By Khalil Abdullah
Sometimes it’s 50 miles — one way — for Native Americans living on reservations or in remote areas of Arizona to drive their ballots to a post office or an official drop-off site. Public transportation? Sparse to non-existent. Unpaved roads? Often abundant. And with the cost of automobile ownership, maintenance, and insurance out of reach for many, ballot collection — a friend, neighbor, or relative’s willingness to deliver one’s ballot — is a welcome act of civic engagement.
Jacqueline De Leon, Staff Attorney, Native American Rights Fund, emphasized the urgent need for ballot collection to remain protected under Section 2 of the Voting Rights Act. “Native Americans live in conditions of abject poverty that would shock most Americans,” she said at a press conference convened by the Brennan Center for Justice. “We believe the first on the land should not be the last to vote.”
The U.S. Supreme Court convened on March 2 to hear Brnovich v. Democratic National Committee (DNC), named for Arizona’s attorney Mark Brnovich. Arizona is not only seeking to end ballot collection, but also to discard the entirety of a voter’s choices should that individual vote in the incorrect precinct.

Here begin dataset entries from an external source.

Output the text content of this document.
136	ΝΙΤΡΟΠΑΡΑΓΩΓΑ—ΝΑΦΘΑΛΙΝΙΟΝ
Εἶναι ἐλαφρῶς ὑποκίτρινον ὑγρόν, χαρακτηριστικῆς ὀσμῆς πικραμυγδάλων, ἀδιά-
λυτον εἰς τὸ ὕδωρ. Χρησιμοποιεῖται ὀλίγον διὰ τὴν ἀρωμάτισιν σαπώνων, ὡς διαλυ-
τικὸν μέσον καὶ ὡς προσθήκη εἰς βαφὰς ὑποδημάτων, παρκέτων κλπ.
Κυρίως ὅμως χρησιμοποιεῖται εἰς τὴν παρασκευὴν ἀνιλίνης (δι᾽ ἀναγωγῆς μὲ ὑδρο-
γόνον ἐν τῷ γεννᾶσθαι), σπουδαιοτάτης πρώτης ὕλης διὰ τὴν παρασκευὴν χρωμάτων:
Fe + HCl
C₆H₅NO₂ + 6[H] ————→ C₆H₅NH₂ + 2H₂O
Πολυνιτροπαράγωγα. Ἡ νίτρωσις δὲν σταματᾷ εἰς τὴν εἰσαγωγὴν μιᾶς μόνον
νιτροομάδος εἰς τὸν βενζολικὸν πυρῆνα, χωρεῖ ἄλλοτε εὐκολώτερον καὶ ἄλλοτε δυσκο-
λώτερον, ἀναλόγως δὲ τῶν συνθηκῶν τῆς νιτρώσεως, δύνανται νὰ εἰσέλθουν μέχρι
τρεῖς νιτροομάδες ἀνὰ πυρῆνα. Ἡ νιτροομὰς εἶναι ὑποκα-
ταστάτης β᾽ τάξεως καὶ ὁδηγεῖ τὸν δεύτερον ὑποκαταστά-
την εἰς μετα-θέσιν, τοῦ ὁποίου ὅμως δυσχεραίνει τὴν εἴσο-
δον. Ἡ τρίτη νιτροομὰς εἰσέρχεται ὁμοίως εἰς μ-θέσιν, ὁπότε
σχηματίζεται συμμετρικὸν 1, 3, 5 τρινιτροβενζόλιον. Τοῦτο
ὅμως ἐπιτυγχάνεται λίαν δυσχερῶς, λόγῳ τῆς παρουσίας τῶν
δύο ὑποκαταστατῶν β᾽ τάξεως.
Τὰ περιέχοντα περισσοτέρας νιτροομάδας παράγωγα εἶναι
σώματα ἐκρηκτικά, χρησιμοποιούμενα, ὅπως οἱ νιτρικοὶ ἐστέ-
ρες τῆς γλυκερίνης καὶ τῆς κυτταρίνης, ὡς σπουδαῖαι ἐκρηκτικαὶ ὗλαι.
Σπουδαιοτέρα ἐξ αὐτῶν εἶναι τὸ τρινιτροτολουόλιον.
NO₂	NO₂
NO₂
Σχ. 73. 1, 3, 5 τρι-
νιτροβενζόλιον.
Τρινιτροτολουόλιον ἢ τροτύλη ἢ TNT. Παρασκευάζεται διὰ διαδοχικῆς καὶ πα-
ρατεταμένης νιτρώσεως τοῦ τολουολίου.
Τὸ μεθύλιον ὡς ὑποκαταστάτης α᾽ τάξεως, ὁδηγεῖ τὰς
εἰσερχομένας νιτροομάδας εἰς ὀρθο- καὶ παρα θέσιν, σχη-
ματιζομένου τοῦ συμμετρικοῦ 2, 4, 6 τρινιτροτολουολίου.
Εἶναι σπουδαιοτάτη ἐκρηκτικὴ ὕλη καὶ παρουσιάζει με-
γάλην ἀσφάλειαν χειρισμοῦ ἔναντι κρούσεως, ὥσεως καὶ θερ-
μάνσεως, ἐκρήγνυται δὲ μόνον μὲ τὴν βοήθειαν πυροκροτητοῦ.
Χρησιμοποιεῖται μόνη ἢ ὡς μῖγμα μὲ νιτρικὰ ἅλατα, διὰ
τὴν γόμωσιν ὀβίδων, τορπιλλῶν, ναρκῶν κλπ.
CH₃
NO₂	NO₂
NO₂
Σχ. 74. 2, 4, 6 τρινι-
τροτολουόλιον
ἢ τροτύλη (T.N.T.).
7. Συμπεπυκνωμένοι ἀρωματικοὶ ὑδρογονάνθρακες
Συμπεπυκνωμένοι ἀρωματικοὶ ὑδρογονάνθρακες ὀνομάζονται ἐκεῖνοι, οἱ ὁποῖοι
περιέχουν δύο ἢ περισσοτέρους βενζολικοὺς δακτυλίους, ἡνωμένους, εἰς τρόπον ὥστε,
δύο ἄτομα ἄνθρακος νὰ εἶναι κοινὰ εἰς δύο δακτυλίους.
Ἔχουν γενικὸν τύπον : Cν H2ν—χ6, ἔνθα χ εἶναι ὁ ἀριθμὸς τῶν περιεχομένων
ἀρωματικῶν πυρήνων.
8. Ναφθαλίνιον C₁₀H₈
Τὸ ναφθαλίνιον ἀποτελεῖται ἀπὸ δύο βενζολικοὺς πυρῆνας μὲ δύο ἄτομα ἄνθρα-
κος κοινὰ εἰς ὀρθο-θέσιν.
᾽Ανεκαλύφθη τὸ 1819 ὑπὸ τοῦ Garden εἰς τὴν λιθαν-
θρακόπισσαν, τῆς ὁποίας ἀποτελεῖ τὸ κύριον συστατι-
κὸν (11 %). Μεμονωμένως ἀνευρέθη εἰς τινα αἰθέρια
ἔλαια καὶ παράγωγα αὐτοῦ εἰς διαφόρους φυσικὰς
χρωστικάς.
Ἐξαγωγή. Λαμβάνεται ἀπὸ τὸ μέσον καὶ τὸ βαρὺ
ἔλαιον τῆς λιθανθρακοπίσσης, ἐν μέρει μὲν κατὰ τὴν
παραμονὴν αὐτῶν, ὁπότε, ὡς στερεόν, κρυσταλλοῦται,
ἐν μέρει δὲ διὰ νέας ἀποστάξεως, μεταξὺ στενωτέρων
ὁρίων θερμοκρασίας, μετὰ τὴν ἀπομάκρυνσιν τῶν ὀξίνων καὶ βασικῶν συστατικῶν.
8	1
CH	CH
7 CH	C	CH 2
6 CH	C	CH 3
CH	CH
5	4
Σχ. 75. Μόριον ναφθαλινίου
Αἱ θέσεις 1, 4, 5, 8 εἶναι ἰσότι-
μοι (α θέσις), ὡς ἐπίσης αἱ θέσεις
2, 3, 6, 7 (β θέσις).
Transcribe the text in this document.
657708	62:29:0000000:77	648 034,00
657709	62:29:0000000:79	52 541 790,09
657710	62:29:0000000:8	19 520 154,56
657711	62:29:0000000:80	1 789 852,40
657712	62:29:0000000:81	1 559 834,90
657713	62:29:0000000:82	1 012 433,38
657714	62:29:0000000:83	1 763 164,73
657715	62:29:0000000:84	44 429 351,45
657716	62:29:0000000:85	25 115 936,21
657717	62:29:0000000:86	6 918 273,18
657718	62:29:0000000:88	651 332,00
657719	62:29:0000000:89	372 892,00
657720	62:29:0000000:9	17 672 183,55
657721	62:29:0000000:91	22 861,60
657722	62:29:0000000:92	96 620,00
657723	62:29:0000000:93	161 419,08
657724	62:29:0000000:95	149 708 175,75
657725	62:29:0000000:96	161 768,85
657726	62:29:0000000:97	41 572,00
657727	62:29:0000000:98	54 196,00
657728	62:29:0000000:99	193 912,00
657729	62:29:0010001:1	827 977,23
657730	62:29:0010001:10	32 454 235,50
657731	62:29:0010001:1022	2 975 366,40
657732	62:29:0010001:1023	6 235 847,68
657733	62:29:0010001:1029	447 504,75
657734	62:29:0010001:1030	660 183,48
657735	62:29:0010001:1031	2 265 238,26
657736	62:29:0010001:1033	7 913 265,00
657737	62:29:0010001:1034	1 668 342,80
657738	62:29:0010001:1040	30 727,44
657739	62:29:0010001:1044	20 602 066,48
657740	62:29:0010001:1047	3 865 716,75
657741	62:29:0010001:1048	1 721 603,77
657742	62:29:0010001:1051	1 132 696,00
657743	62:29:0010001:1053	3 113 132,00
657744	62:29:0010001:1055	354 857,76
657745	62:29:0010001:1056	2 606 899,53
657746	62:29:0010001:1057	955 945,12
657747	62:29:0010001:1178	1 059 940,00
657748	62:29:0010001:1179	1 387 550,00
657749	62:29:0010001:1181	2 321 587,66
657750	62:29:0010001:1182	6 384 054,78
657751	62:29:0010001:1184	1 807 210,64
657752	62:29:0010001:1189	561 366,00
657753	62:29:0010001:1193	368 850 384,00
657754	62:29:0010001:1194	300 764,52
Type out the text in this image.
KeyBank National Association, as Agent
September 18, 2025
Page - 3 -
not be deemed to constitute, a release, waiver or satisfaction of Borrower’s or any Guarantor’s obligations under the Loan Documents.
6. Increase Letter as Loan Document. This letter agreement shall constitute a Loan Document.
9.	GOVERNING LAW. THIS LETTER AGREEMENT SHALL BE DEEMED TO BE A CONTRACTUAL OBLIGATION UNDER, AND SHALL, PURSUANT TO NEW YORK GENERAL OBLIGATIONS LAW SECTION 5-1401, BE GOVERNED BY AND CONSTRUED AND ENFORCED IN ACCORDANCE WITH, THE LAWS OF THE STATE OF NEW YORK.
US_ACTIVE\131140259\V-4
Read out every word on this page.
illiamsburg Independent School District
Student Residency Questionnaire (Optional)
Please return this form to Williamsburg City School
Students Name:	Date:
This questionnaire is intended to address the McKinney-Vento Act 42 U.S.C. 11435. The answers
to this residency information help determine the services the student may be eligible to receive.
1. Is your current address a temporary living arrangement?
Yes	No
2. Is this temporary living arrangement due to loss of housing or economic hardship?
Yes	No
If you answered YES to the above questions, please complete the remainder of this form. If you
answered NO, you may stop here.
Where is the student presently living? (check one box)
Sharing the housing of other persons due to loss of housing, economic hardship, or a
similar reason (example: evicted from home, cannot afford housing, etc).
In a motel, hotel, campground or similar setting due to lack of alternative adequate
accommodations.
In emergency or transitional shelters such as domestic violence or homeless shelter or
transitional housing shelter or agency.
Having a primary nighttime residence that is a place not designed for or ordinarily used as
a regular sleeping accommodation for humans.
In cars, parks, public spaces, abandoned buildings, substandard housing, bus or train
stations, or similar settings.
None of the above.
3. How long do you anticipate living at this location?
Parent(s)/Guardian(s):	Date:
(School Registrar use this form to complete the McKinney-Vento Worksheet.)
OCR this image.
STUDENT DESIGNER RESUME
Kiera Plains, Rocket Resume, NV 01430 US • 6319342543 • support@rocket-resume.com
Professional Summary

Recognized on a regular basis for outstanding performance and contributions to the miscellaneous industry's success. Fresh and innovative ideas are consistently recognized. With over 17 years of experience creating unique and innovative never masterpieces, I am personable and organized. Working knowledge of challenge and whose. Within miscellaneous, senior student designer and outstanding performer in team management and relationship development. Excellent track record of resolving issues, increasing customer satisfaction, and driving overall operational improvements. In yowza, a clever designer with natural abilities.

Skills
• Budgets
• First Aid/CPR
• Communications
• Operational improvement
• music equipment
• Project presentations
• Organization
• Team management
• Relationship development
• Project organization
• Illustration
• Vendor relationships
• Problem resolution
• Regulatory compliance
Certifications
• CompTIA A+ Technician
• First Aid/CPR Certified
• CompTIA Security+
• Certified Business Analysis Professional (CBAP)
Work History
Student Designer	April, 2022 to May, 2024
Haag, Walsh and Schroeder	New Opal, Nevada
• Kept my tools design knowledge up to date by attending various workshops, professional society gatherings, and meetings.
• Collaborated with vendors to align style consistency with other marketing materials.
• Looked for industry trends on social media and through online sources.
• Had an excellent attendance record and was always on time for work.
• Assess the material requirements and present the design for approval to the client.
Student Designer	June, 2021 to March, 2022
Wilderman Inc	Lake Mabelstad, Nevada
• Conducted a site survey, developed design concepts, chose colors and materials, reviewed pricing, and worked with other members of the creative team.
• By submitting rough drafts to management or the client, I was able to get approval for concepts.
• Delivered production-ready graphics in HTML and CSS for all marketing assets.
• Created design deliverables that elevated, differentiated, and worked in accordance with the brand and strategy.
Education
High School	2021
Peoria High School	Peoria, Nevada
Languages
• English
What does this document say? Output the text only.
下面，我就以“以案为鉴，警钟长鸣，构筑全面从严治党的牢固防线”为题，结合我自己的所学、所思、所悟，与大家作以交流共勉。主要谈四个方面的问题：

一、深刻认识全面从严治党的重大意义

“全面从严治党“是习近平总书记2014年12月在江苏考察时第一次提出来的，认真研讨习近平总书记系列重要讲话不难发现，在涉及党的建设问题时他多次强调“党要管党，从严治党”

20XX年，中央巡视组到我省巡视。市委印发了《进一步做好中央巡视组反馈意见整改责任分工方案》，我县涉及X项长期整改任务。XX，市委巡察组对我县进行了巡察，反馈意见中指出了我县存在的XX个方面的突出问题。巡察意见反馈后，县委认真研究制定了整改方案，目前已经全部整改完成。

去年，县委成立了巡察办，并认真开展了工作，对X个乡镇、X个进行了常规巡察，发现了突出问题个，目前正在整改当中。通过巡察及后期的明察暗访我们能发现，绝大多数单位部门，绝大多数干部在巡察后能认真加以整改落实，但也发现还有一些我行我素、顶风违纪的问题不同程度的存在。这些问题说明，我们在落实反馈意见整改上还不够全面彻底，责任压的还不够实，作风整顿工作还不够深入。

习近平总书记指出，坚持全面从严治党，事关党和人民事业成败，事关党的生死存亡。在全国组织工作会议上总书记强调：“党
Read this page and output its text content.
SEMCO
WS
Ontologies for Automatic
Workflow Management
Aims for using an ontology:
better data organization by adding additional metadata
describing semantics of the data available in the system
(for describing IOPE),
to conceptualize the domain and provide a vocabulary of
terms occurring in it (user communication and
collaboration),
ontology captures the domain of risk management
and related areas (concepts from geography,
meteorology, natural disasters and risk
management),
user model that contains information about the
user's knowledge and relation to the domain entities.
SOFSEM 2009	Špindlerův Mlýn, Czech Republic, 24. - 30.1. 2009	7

Amicus briefs filed in support of the DNC’s challenge cite the ongoing practice of changing the closing hours or locations of precincts without due notice, forcing voters to cast out of precinct (OOP) ballots.
Alex Gulotta, Arizona State Director, All Voting is Local Arizona, minced no words about the impact of Arizona’s proposed law on ballot collection. “The ballot collection ban targets voters of color,” he said, noting that Arizona typically records 80 percent of its votes by mail-in ballots, a percentage that spiked to 88 percent in this last election cycle. If Arizona’s desired ban were allowed to stand by the Supreme Court, it would be “a huge impediment to voters of color participating in Arizona,” Gulotta asserted.
Brnovich v. Democratic National Committee comes before the Supreme Court after Arizona sought to implement both policies immediately after the Shelby County v Holder decision in 2013. The policies were challenged in court, and though voting advocates lost initially, they won on appeal in the Ninth Circuit Court. Brnovich is an appeal by Arizona to the U.S. Supreme Court to overturn the Ninth Circuit’s decision.
In its Shelby decision, the Supreme Court ruled by a vote of 5-4 to suspend the use of Section 5, often known as the pre-clearance provision, viewed by voting rights advocates as the heart of the Voting Rights Act. Section 5 required that states and jurisdictions with a history of discriminatory voting laws and policies receive federal approval before their proposed changes to voting procedures could be legally implemented. The court ruled that Section 5 was based on a formula for data collection that was outdated and therefore could not be fairly implemented without violating state sovereignty. No new data formula has since been adopted.
The primary argument behind the Court’s decision, as voiced by Chief Justice John Roberts, was that the times of rampant and overt discrimination necessitating the passage of the Voting Rights Act in 1965 have faded into the past. It’s not a sentiment that Alison Riggs shares.
Riggs is the Interim Executive Director and chief Counsel, Voting Rights, or the Southern Coalition for Social Justice.
Riggs listed examples of the social and economic inequities that accrue to communities whose right to vote is impeded. Inferior education, for example, can result from schools that are underfunded by legislators who likely would not have been elected had an electorate been more inclusive. Fewer educational opportunities limit employment opportunities, which in turn negatively impacts job earnings and long-term financial security. After the Shelby decision in 2013, Riggs said, “We saw what we expected.” Poverty in North Carolina’s African American community became more widespread.
“Proving intent is not always possible. It’s very challenging,” Riggs noted. And therein lies the driving principle of Section 2, that the Supreme Court needs merely to look at the discriminatory effect of Arizona’s proposed changes, regardless of the state’s stated intent to better protect against voter fraud.
Laura Dent is Executive Director, Chispa Arizona, a program of the League of Conservation Voters that addresses issues of environmental racism, particularly as they affect those “impacted first and worst.” “Our organization has registered 44,000 Latinos and people of color, and new American majority voters in the state since 2018,” Dent said. She attributes the plethora of bills introduced in Arizona to further restrict ballot access as a reaction to the increased engagement of these groups and young voters.
Arizona is not an exception. The Brennan Center notes there are now “over 253 restrictive bills are under consideration in 43 states legislatures,” and that a Supreme Court ruling that discards the protection of accounting for discriminatory impact afforded by Section 2 would be disastrous for minority voters.
Voting rights advocates take some solace from the fact that, with or without Section 2, the Supreme Court could simply invoke the Fifteenth Amendment to deny Arizona its desired policy changes: “The right of citizens of the United States to vote shall not be denied or abridged by the United States by any State on account of race, color, or previous condition of servitude.”
Khalil Abdullah is Contributing Editor for Ethnic Media Services.